Speaking for myself, I vote based on results to date. It's hard to put Michigan ahead of MSU after losing on their home field, and quite frankly, not looking all that impressive in their wins either. Still two more months of football to go though.
I will also add that the game @ MSU has looked dangerous to me for awhile. End of a tough three game stretch, on the road, potentially adverse weather, etc.
I was sitting in that end zone when he missed that kick and it was quite windy.
I'm just going off of memory here, but 3 or 4 of the misses you can't put on him at all. If a guy comes right through the line and blocks it, the kicker has zero chance. There was also at least one miss (Iowa, I think) with an absolutely horrible snap. You can see how the timing threw him off.
As far as I'm concerned, Davis is the best option at this point, because despite his struggles, they haven't gone to Barbir or anyone else for that matter. I think it's pretty telling that no one else has even had so much of a small look. On top of that, he was automatic last year, so you know he has it in him.
I also think they've just scratched the surface on what they can do with that grouping.
Gameday's location might be riding on Michigan vs.

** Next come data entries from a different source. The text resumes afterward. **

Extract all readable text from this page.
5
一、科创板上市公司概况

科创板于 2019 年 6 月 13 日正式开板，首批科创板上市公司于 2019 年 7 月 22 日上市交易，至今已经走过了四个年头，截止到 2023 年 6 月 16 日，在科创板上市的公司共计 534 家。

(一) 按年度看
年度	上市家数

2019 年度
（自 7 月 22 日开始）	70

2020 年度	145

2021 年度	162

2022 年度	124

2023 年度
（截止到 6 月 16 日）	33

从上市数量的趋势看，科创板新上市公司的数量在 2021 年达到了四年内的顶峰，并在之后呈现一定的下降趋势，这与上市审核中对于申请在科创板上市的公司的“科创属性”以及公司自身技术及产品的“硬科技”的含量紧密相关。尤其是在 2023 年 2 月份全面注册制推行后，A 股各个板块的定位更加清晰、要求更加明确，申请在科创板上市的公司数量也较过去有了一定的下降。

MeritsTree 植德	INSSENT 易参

Indiana this weekend.
The fact that Barbir hasn't been given a shot despite Davis' struggles should be pretty telling of where the staff feels he is.
It is also worth noting that on the miss Saturday, Davis was kicking into the open end of Ryan Field with a very strong wind.
I mentioned it above, but I'm willing to bet at least part of the reason they haven't taken as many downfield shots this year is the lack of time to let those routes develop, on top of defenses likely trying to take that play away. Without the all-22 film it's impossible to say.
And as for the field goals, kicking from the 3 isn't that egregious statistically. You lose, on average, less than a point by kicking than you do by going for it. That compares to almost 2 for kicking at the 1. I know I wasn't as incensed about it on Saturday as I was vs. Iowa!
I'm fascinated by this continued idea that "we should see what Tommy Stevens can do". Why? Name me one team that pulled their entrenched starting QB, during a championship season? You flat out don't do it unless he implodes or gets hurt. The ramifications are huge in a locker room.
But looking past this, here are Trace's numbers in the first four games this year beyond the LOS (Lions247):
- Akron: 14/21, 278 yards, 1 TD, 1 INT (1 drop)
- Pitt: 9/18, 135 yards, 2 TDs, INT
- GSU: 14/17, 277 yards, 3 TD
- Iowa: 20/34, 218 yards, TD, INT
And if 20+ is your thing:
- Akron: 4/7, 125 yards, 1 drop
- Pitt: 1/3, 23 yards, INT (Hail Mary)
- GSU: 0/2
- Iowa: 0/2
- Indiana: 4/7, 104 yards, TD
In 2016 on 20+ yard throws, he was 44.68% for 15 TDs, 5 INTs. Andrew Callahan did not have completions and attempts in his numbers.
Point being with all of that, we are clearly not going down field as much as we did last year. To me, that's an indication they haven't had the same sort of matchups they did a year ago, the QB does not have time to go down the field, and he probably doesn't trust his WRs as much as he did last year.
As Callahan pointed out in his Indiana tale of the tape, they made an adjustment to what Indiana was giving them, and it paid off to the tune of their most downfield throws since the Akron game.
The 40-plus vs. Iowa were certainly the exception. It was also an exceedingly hot and humid night. I believe it was 27 touches vs. Indiana counting kickoffs, and about the same, maybe less, in the first three games of the year.
I dunno, getting the ball into the hands of the best player in the country in a 1-on-1 situation and open field seems like a good idea to me.